Tudo foi criado com número, peso e medida

Santo Agostinho, que tinha verdadeiro fascínio pela ordem do universo, relacionou estes conceitos de ordem com uma afirmação do Livro da Sabedoria: “Vós dispusestes todas as coisas com número, peso e medida” (11, 20). A justo título, a interpretação dada por ele a esta passagem bíblica tornou-se “a palavra-chave da visão medieval do mundo”.6 Tal como o Bispo de Hipona, muitos outros cristãos – entre os quais Boécio e Santo Isidoro de Sevilha -, acreditavam que o universo, por sua harmonia intrínseca, era uma espécie de grande “musica enchiriadis – manual de harmonia”.

As igrejas eram os locais onde os monges entravam em “consonância” com o Criador, repetindo, através de suaves melodias, o perpétuo louvor que os Anjos e os Bem-aventurados cantam no Céu ao Criador de todas as coisas. Por essa razão, quando da construção da nova igreja de Cluny, no século XI, o abade Hugo quis colocar nos capitéis do coro uma representação dos tons musicais.7 Nessa época de grande esplendor místico – afirma o historiador Georges Duby – “a única lógica que este meio cultural admitiu foi a das harmonias musicais”,8 e era por elas que os monges procuravam captar a ordem escondida do universo. “Os seus artifícios sujeitavam o vocabulário da oração aos ritmos simples da melodia gregoriana, perfeitamente ajustados aos do cosmos, logo ao pensamento divino”.9

Proporções que não são mera coincidência

Mas voltemos nosso olhar, caro leitor, aos monges cistercienses que chegaram a Portugal, naquele longínquo ano de 1153. Que “medidas” seriam aquelas enviadas por São Bernardo para a construção do futuro Mosteiro de Alcobaça? Na verdade, não era a primeira vez que religiosos da Ordem de Cister pisavam o solo lusitano. Alguns anos antes, tinham eles sido já enviados por São Bernardo para fundar ou reformar outros mosteiros, entre os quais o de São João de Tarouca, no norte do reino português. E estudos recentes mostram que a igreja de Tarouca e a de Alcobaça têm por base as mesmas “medidas” ou, melhor dizendo, as mesmas proporções musicais. Vejamos quais são elas.

claustro do mosteiro cistercienses de Alcobaça.jpg

No Mosteiro de Alcobaça, cujo início da construção data de 1178, a proporção 4:3 ordena toda a planta da igreja, e a proporção 2:1 estabelece a relação entre a largura total da abadia e a largura total da igreja, bem como entre a altura da nave central e a das laterais.

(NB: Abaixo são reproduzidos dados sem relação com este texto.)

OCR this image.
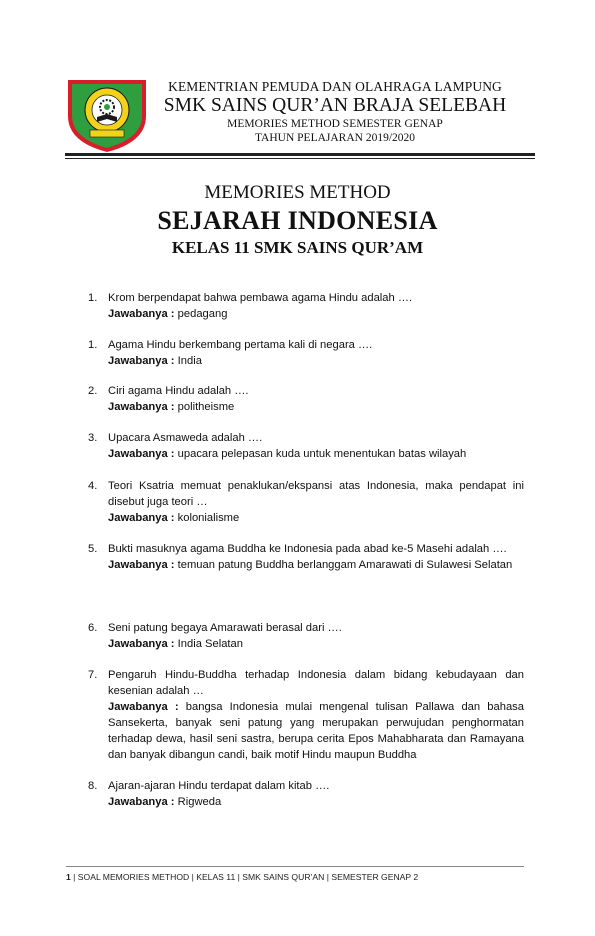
KEMENTRIAN PEMUDA DAN OLAHRAGA LAMPUNG
SMK SAINS QUR’AN BRAJA SELEBAH
MEMORIES METHOD SEMESTER GENAP
TAHUN PELAJARAN 2019/2020
MEMORIES METHOD
SEJARAH INDONESIA
KELAS 11 SMK SAINS QUR’AM
1. Krom berpendapat bahwa pembawa agama Hindu adalah ….
Jawabanya : pedagang
1. Agama Hindu berkembang pertama kali di negara ….
Jawabanya : India
2. Ciri agama Hindu adalah ….
Jawabanya : politheisme
3. Upacara Asmaweda adalah ….
Jawabanya : upacara pelepasan kuda untuk menentukan batas wilayah
4. Teori Ksatria memuat penaklukan/ekspansi atas Indonesia, maka pendapat ini disebut juga teori …
Jawabanya : kolonialisme
5. Bukti masuknya agama Buddha ke Indonesia pada abad ke-5 Masehi adalah ….
Jawabanya : temuan patung Buddha berlanggam Amarawati di Sulawesi Selatan
6. Seni patung begaya Amarawati berasal dari ….
Jawabanya : India Selatan
7. Pengaruh Hindu-Buddha terhadap Indonesia dalam bidang kebudayaan dan kesenian adalah …
Jawabanya : bangsa Indonesia mulai mengenal tulisan Pallawa dan bahasa Sansekerta, banyak seni patung yang merupakan perwujudan penghormatan terhadap dewa, hasil seni sastra, berupa cerita Epos Mahabharata dan Ramayana dan banyak dibangun candi, baik motif Hindu maupun Buddha
8. Ajaran-ajaran Hindu terdapat dalam kitab ….
Jawabanya : Rigweda
1 | SOAL MEMORIES METHOD | KELAS 11 | SMK SAINS QUR’AN | SEMESTER GENAP 2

Além disso, a proporção 3:2 estabelece a relação entre a largura e a profundidade das capelas do transepto.10 A igreja de Tarouca, iniciada em 1152, tem as seguintes proporções: 2:1 no comprimento/ largura da igreja, bem como entre a altura da nave central e das naves laterais; 3:2 na relação entre a altura e a largura da nave central; 4:3 na relação entre o fundo do transepto e a nave colateral oposta e a distância do cruzeiro à extremidade da capela-mor.11 Além disso, ambas as igrejas estão sob um sistema de modulação simples segundo a quadratura (1:1), vulgarmente denominado na época por ad quadratum.

A certeza de que essas proporções não são mera coincidência está no fato de elas se encontrarem também na igreja da abadia de Fontenay, na região da Borgonha, França, cuja construção, segundo se crê, foi orientada pelo próprio São Bernardo de Claraval.12 Esta igreja é determinada pela relação de oitava e “a razão de quinta, 2:3, regula a relação da largura do cruzeiro com o seu comprimento, incluindo o coro, e também a relação entre a largura do cruzeiro e a largura total da nave mais naves laterais. Por fim, a razão de quarta, 3:4, determina a razão entre a largura total da nave, mais as naves laterais, e o comprimento do transepto incluindo as capelas”.

O homem tem saudades da harmonia do Paraíso

Para o espírito medieval, os sons melodiosos que comprazem o ouvido – e por meio dele deleitam a alma humana – podiam perfeitamente ser materializados de forma a agradarem também à vista. Por isso, estas proporções encontram-se em várias outras igrejas e catedrais medievais, como, por exemplo, na Catedral de Chartres, não sendo, portanto, algo exclusivo da arquitetura cisterciense. Mas, perguntar-se-á certamente o leitor: por que razão utilizaram esses homens tais “medidas” para construir suas igrejas?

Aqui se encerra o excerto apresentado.